Besides the clinical effects on children, Walensky said vaccines have the power to alleviate other debilitating affects from the pandemic, including social and mental health.
“For almost two full years, school has been fundamentally changed. There are children in the second grade who have never experienced a normal school year,” she said.
“We have watched as the education gap that exists in this country has widened as this virus has disproportionately impacted racial and ethnic minority communities. Pediatric vaccinations have the power to help us change all of that and to move us toward schools as we once knew it, and hope it can be — as safe and enriching environments for all of our children.”
Health officials in California remain concerned over the possibility that there could be a fifth wave of the pandemic as colder weather sets in and people spend more time indoors. Vaccination levels in California, while relatively high compared to other states, are still too low to prevent a substantial risk of transmission.
Nationally, more than 8,300 children 5 to 11 have been hospitalized for COVID-19, including nearly 400 in Los Angeles County. Nearly 100 children in this age group have died from COVID-19 across the country, including one in L.A. County.
As the Delta variant surge swept through California this summer, younger children became the group with the highest weekly coronavirus case rate in L.A. County, largely because vaccines were not available to them, Ferrer said.
While health officials strongly encourage children to receive the shots, there is one significant post-vaccination side effect that officials have been monitoring, especially among boys 12 and older: myocarditis, an inflammation of the heart.
There have been rare instances of the condition following vaccination, notably among teenagers and young men. As of Oct. 27, there have been about 1,000 confirmed cases of this condition among people 30 and younger who received a COVID-19 vaccine, according to the CDC.
Even when post-vaccination myocarditis does happen, data suggest it appears to be far more benign than other forms of myocarditis and goes away quickly with rest, UC San Francisco epidemiologist and pediatrician Dr. George Rutherford said in an interview.
The overall risk for kids is small, but COVID has become a leading cause of death for children, making vaccination as important as ever, experts say.
There have been no confirmed reports of post-vaccination myocarditis as a cause of death among cases that have been fully evaluated, Dr. Matthew Oster, a pediatric cardiologist of Children’s Healthcare of Atlanta, who advised the CDC’s advisory committee, said before Tuesday’s vote.
There have been promising results from a study following up on long-term effects from post-vaccination myocarditis. Of about 47 patients, 91% were considered by their physician to be either fully or probably fully recovered, Oster said at Tuesday’s committee meeting.
A clinical trial for children 5 to 11 showed no post-vaccination cases of myocarditis. But because the trial is, by definition, relatively small, officials will continue to monitor for reports of post-vaccination side effects as shots are rolled out.
Based on what’s known, Oster said he suspects that post-vaccination myocarditis will end up being even less likely among 5-to-11-year-olds than it is for teens and young adults.
Oster said he is asked by parents of children with congenital heart disease whether those kids should get the vaccine. He recommends they do because the children would be at far higher risk of severe illness should they contract COVID-19.

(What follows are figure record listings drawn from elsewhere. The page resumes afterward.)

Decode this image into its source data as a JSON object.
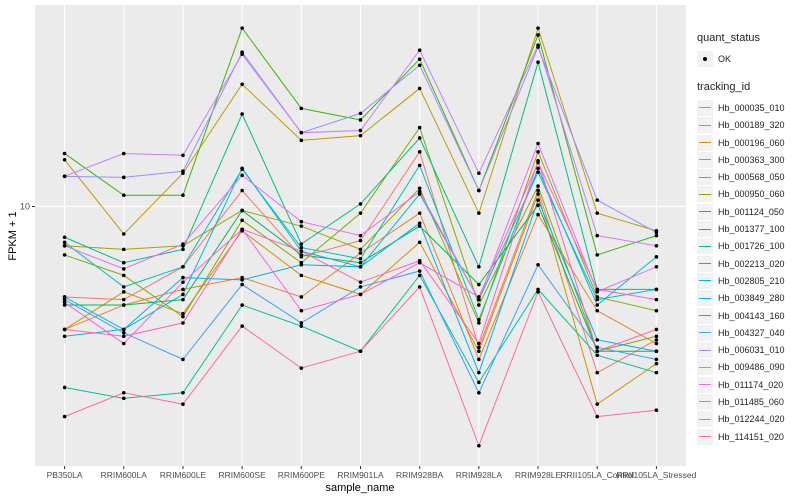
{
  "chart_data": {
    "type": "line",
    "title": "",
    "xlabel": "sample_name",
    "ylabel": "FPKM + 1",
    "y_scale": "log10",
    "ylim": [
      1.37,
      46.8
    ],
    "y_ticks": [
      10
    ],
    "y_tick_labels": [
      "10"
    ],
    "grid": true,
    "legend_position": "right",
    "categories": [
      "PB350LA",
      "RRIM600LA",
      "RRIM600LE",
      "RRIM600SE",
      "RRIM600PE",
      "RRIM901LA",
      "RRIM928BA",
      "RRIM928LA",
      "RRIM928LE",
      "RRII105LA_Control",
      "RRII105LA_Stressed"
    ],
    "shape_legend": {
      "title": "quant_status",
      "entries": [
        "OK"
      ]
    },
    "color_legend_title": "tracking_id",
    "point_color": "#000000",
    "series": [
      {
        "name": "Hb_000035_010",
        "color": "#F8766D",
        "values": [
          5.0,
          4.9,
          6.3,
          11.3,
          6.8,
          7.7,
          15.2,
          3.4,
          11.3,
          2.8,
          3.6
        ]
      },
      {
        "name": "Hb_000189_320",
        "color": "#EA8331",
        "values": [
          3.9,
          4.7,
          5.3,
          5.8,
          5.0,
          7.0,
          9.5,
          3.1,
          9.4,
          4.5,
          3.5
        ]
      },
      {
        "name": "Hb_000196_060",
        "color": "#D89000",
        "values": [
          3.9,
          5.2,
          4.4,
          8.3,
          5.9,
          5.1,
          7.6,
          3.3,
          11.0,
          2.2,
          3.0
        ]
      },
      {
        "name": "Hb_000363_300",
        "color": "#C09B00",
        "values": [
          14.3,
          8.1,
          12.9,
          25.5,
          16.6,
          17.2,
          24.7,
          9.5,
          39.2,
          9.5,
          8.3
        ]
      },
      {
        "name": "Hb_000568_050",
        "color": "#A3A500",
        "values": [
          7.4,
          7.2,
          7.4,
          9.7,
          8.6,
          7.2,
          11.5,
          4.1,
          15.2,
          5.0,
          4.5
        ]
      },
      {
        "name": "Hb_000950_060",
        "color": "#7CAE00",
        "values": [
          6.9,
          5.9,
          4.3,
          9.0,
          6.5,
          9.5,
          18.3,
          4.7,
          11.7,
          3.3,
          3.7
        ]
      },
      {
        "name": "Hb_001124_050",
        "color": "#39B600",
        "values": [
          15.0,
          10.9,
          10.9,
          39.2,
          21.2,
          19.4,
          30.9,
          11.3,
          37.2,
          6.9,
          8.0
        ]
      },
      {
        "name": "Hb_001377_100",
        "color": "#00BB4E",
        "values": [
          4.7,
          4.7,
          4.9,
          9.7,
          6.9,
          6.5,
          8.6,
          5.5,
          10.1,
          3.3,
          3.3
        ]
      },
      {
        "name": "Hb_001726_100",
        "color": "#00BF7D",
        "values": [
          7.9,
          6.5,
          7.2,
          20.3,
          7.5,
          10.2,
          16.9,
          6.3,
          30.2,
          5.3,
          5.3
        ]
      },
      {
        "name": "Hb_002213_020",
        "color": "#00C1A3",
        "values": [
          2.5,
          2.3,
          2.4,
          4.7,
          4.0,
          3.3,
          5.9,
          2.6,
          5.3,
          3.2,
          2.8
        ]
      },
      {
        "name": "Hb_002805_210",
        "color": "#00BFC4",
        "values": [
          7.6,
          5.4,
          6.3,
          13.3,
          7.3,
          6.7,
          13.7,
          4.2,
          13.4,
          4.7,
          6.8
        ]
      },
      {
        "name": "Hb_003849_280",
        "color": "#00BAE0",
        "values": [
          5.0,
          3.9,
          5.1,
          13.4,
          7.1,
          6.3,
          11.0,
          4.9,
          13.0,
          4.9,
          5.3
        ]
      },
      {
        "name": "Hb_004143_160",
        "color": "#00B0F6",
        "values": [
          3.7,
          3.9,
          5.8,
          5.7,
          6.4,
          6.3,
          8.8,
          2.8,
          10.5,
          3.6,
          3.3
        ]
      },
      {
        "name": "Hb_004327_040",
        "color": "#35A2FF",
        "values": [
          4.9,
          3.8,
          3.1,
          5.5,
          4.1,
          5.4,
          6.1,
          2.4,
          6.4,
          3.4,
          3.1
        ]
      },
      {
        "name": "Hb_006031_010",
        "color": "#9590FF",
        "values": [
          12.6,
          12.5,
          13.1,
          32.6,
          17.6,
          20.4,
          29.5,
          11.3,
          33.9,
          10.5,
          8.2
        ]
      },
      {
        "name": "Hb_009486_090",
        "color": "#C77CFF",
        "values": [
          12.6,
          15.0,
          14.8,
          32.1,
          17.6,
          17.9,
          33.1,
          12.9,
          34.4,
          8.0,
          7.4
        ]
      },
      {
        "name": "Hb_011174_020",
        "color": "#E76BF3",
        "values": [
          7.4,
          6.2,
          7.5,
          12.7,
          8.9,
          8.0,
          11.2,
          4.9,
          16.2,
          5.2,
          6.3
        ]
      },
      {
        "name": "Hb_011485_060",
        "color": "#FA62DB",
        "values": [
          4.8,
          3.5,
          5.6,
          8.4,
          4.5,
          5.1,
          6.5,
          5.0,
          14.0,
          5.3,
          4.9
        ]
      },
      {
        "name": "Hb_012244_020",
        "color": "#FF62BC",
        "values": [
          3.9,
          3.7,
          4.1,
          8.4,
          7.1,
          5.6,
          6.6,
          3.5,
          14.2,
          3.3,
          3.9
        ]
      },
      {
        "name": "Hb_114151_020",
        "color": "#FF6C91",
        "values": [
          2.0,
          2.4,
          2.2,
          4.0,
          2.9,
          3.3,
          5.4,
          1.6,
          5.2,
          2.0,
          2.1
        ]
      }
    ]
  }
}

Available data has shown that there is no increased risk for post-vaccination myocarditis in people with preexisting heart conditions; by contrast, children with congenital heart disease who have severe COVID-19 are more likely to need intensive care, Oster said.
“The bottom line is: Getting COVID, I think, is much riskier to the heart than getting this vaccine,” he said.
Times staff writer Emily Alpert Reyes contributed to this report.